Разговор этот в присутствии Мироныча состоялся.

Смотрит он на Наташку. «Не порох, – думает, – ты, девка, изобрела, и не процветет колхозное животноводство от твоих сэкономленных охапочек да килограммов, однако…»

Дорогим ему показалось Наташкино такое беспокойство. Сшевелилась девчонка. Обет на себя берет.

Ну и подкрепил ее.

- Сейчас ведь она – самая сладкая травушка подошла, – председателю говорит. – Да еще и из сладкой ее коровья воля – самую сладкую выбрать. Сейчас я ее и в поле до отпышки напитаю. До стону накормить могу! А посевы действительно пусть на зерно стоят. Или на зеленку убрать. Всяко не прогадаешь! – подмигнул он председателю.

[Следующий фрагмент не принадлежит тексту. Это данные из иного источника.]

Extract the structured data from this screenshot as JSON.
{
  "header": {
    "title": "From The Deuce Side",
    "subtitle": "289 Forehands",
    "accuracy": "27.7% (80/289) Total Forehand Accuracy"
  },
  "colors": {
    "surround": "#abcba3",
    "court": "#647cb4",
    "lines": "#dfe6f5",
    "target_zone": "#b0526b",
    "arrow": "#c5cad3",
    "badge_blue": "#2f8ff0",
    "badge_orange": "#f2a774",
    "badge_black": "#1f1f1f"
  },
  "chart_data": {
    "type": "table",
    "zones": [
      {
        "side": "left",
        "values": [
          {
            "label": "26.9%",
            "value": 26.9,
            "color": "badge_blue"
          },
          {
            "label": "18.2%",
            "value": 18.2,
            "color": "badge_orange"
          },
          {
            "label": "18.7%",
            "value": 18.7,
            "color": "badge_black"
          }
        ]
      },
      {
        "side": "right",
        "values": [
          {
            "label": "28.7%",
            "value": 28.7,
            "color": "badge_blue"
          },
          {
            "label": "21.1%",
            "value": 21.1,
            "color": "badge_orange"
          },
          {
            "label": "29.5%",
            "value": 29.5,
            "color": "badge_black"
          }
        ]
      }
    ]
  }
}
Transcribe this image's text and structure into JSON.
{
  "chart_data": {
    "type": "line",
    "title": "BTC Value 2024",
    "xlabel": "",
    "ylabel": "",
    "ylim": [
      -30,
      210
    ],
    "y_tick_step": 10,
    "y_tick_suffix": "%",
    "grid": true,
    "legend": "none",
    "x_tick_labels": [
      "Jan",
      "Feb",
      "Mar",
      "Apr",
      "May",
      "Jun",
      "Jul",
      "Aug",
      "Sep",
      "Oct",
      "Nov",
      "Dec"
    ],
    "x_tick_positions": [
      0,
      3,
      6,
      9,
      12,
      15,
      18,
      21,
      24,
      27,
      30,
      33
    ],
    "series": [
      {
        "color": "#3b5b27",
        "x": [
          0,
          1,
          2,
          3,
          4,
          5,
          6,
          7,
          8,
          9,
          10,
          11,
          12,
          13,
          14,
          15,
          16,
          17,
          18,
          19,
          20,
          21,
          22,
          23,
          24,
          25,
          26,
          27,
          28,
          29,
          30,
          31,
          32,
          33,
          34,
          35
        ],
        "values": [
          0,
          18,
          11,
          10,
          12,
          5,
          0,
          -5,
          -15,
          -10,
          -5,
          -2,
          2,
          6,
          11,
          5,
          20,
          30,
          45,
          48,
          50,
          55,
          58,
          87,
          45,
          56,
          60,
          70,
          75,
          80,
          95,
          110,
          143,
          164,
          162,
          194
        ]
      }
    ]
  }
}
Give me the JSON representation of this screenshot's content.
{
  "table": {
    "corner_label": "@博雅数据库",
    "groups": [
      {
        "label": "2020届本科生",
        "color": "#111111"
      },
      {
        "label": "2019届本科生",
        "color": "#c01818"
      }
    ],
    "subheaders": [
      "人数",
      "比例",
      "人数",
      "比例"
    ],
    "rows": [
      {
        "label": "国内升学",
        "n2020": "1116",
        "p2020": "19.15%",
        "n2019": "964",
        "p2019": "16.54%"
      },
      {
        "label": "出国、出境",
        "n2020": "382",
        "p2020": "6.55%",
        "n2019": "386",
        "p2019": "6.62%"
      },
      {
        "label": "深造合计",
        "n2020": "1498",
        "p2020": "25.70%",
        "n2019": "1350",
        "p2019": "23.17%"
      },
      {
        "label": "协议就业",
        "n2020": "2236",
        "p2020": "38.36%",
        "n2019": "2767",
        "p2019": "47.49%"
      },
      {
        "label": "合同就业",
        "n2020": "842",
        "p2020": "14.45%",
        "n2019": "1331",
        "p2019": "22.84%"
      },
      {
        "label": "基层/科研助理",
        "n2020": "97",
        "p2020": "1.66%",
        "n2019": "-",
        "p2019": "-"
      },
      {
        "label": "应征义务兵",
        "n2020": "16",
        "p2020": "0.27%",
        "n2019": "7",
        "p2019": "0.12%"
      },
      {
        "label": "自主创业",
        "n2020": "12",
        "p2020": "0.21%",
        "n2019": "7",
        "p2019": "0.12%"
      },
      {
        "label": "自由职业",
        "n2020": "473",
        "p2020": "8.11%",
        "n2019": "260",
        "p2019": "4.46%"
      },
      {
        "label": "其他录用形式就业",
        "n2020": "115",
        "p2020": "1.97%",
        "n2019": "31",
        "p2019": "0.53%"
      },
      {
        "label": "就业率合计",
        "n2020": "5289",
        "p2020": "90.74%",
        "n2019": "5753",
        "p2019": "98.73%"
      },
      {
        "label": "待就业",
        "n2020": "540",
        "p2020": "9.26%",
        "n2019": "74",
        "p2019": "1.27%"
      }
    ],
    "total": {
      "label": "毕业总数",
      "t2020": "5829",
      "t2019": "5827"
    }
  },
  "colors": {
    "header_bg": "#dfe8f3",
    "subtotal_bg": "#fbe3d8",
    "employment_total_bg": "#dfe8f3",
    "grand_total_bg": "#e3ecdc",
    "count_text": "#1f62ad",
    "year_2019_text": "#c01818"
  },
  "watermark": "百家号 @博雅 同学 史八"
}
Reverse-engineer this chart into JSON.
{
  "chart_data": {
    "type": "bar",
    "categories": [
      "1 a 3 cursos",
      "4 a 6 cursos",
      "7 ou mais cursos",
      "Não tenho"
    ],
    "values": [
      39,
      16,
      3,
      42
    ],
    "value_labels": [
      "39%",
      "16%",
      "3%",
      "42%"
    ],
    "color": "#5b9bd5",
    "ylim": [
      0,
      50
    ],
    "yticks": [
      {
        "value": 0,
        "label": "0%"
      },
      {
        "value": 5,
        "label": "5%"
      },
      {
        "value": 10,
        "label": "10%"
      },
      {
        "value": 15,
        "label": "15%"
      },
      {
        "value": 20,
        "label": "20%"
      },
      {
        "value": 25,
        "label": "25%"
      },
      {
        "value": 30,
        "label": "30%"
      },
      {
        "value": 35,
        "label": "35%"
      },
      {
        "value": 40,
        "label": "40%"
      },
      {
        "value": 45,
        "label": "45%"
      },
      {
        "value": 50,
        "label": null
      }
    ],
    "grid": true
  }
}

- Простодушные вы люди… – закачал головой председатель. – Наукой же доказано, практикой: подкормка в летнее время повышает удои. Где вот, в котором месте я против этого возразить могу?!

Мироныч чего-то насчет по одежке, мол, ножки, а Наташка звякнула подойником, извернулась – и к стаду.

Обида девчонке. Думала, для лучшего предлагает, загад в своей работе сделала, а ей – «Не моги!». Оно ведь каждому своя придумка дорога. Пусть куцая, пусть маленькая, да не чужая – своя. Наболелая.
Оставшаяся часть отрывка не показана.